Once enriched by the inclusion of customer feedback and correlation with customer satisfaction information, your quality monitoring processes will enable the contact center to become far more strategic. By sharing information, the contact center can, for example, help Marketing develop more effective campaigns, enable manufacturing or other operational areas to identify and fix problems and give corporate executives early warning of potential legal or public relations problems.
Customer preferences change over time; if you set quality measures and methods in concrete, they will eventually become out-of-date. Develop a culture that encourages continuous improvement of quality monitoring processes, including the gathering of information about customer satisfaction.

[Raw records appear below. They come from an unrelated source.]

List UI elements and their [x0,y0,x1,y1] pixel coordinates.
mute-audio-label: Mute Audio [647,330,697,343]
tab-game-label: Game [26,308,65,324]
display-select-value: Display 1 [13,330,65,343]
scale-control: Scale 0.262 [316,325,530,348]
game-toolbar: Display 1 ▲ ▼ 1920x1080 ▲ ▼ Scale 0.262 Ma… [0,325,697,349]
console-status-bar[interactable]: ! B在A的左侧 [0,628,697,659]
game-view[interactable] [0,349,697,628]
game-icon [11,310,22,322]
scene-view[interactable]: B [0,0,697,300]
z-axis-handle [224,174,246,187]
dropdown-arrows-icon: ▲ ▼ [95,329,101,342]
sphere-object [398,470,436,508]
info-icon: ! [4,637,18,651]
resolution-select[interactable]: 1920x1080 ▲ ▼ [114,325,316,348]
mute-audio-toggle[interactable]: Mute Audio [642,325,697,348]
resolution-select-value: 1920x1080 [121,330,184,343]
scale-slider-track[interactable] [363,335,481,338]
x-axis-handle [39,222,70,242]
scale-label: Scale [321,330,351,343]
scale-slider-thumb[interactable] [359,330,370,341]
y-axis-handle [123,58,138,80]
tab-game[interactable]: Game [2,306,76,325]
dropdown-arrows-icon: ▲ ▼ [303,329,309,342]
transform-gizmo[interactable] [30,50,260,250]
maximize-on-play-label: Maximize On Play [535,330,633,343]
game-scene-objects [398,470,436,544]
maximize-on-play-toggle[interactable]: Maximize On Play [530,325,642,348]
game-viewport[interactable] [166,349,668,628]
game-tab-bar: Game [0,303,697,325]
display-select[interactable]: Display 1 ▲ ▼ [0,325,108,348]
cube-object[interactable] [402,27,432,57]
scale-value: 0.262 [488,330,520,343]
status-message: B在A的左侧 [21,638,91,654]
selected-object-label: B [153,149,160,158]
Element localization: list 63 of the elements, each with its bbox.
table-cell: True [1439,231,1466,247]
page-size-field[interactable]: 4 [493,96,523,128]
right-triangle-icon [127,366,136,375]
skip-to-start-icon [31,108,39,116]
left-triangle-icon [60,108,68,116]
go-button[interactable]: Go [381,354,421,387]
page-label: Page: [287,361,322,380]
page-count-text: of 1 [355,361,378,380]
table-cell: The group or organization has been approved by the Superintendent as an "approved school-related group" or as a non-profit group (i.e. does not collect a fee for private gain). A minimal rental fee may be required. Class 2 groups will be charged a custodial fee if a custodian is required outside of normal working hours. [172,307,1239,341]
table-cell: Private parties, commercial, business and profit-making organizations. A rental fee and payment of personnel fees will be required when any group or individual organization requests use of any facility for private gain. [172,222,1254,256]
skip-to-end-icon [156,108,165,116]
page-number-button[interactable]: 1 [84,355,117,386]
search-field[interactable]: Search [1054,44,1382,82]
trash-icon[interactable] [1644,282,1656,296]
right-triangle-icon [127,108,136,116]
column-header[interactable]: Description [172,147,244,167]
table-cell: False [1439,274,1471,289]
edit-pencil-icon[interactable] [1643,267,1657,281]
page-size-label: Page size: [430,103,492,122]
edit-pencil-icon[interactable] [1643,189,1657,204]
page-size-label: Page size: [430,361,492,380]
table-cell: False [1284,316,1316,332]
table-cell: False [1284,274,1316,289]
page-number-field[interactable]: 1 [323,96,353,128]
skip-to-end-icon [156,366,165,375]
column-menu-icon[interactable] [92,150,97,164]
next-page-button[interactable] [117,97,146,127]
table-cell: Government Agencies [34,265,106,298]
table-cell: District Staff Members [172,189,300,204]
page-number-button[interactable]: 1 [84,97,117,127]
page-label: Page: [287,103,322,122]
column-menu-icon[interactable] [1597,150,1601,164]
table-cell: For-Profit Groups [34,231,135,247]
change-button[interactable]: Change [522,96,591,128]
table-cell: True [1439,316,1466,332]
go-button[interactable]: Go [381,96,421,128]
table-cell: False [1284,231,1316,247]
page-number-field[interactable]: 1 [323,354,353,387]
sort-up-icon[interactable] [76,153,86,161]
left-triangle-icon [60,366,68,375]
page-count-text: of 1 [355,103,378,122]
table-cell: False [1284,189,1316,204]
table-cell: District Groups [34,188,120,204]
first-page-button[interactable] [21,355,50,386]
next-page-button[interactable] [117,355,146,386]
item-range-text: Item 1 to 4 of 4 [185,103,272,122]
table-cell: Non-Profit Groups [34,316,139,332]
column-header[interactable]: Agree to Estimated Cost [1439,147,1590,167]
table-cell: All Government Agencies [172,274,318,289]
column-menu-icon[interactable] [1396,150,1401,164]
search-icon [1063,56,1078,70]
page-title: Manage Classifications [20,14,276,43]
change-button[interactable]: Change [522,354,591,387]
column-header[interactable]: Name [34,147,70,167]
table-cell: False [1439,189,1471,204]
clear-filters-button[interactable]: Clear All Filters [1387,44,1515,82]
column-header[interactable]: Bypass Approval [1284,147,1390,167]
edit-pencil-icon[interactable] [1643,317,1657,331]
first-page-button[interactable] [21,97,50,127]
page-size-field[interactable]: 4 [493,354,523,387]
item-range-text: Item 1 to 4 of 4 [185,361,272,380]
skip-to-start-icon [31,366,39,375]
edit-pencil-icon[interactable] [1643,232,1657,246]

Make sure that models and processes are well documented so that they can be more easily changed.
Recognizing and rewarding top performers is essential for the success of a QA program. While agents should deliver outstanding performance because it’s their job, recognizing when they do encourages them to keep up the good work and motivates others to strive for recognition, as well. Rewards do not have to be large; they could include a plaque, a parking spot, lunch with the CEO, a gift card, movie tickets, etc.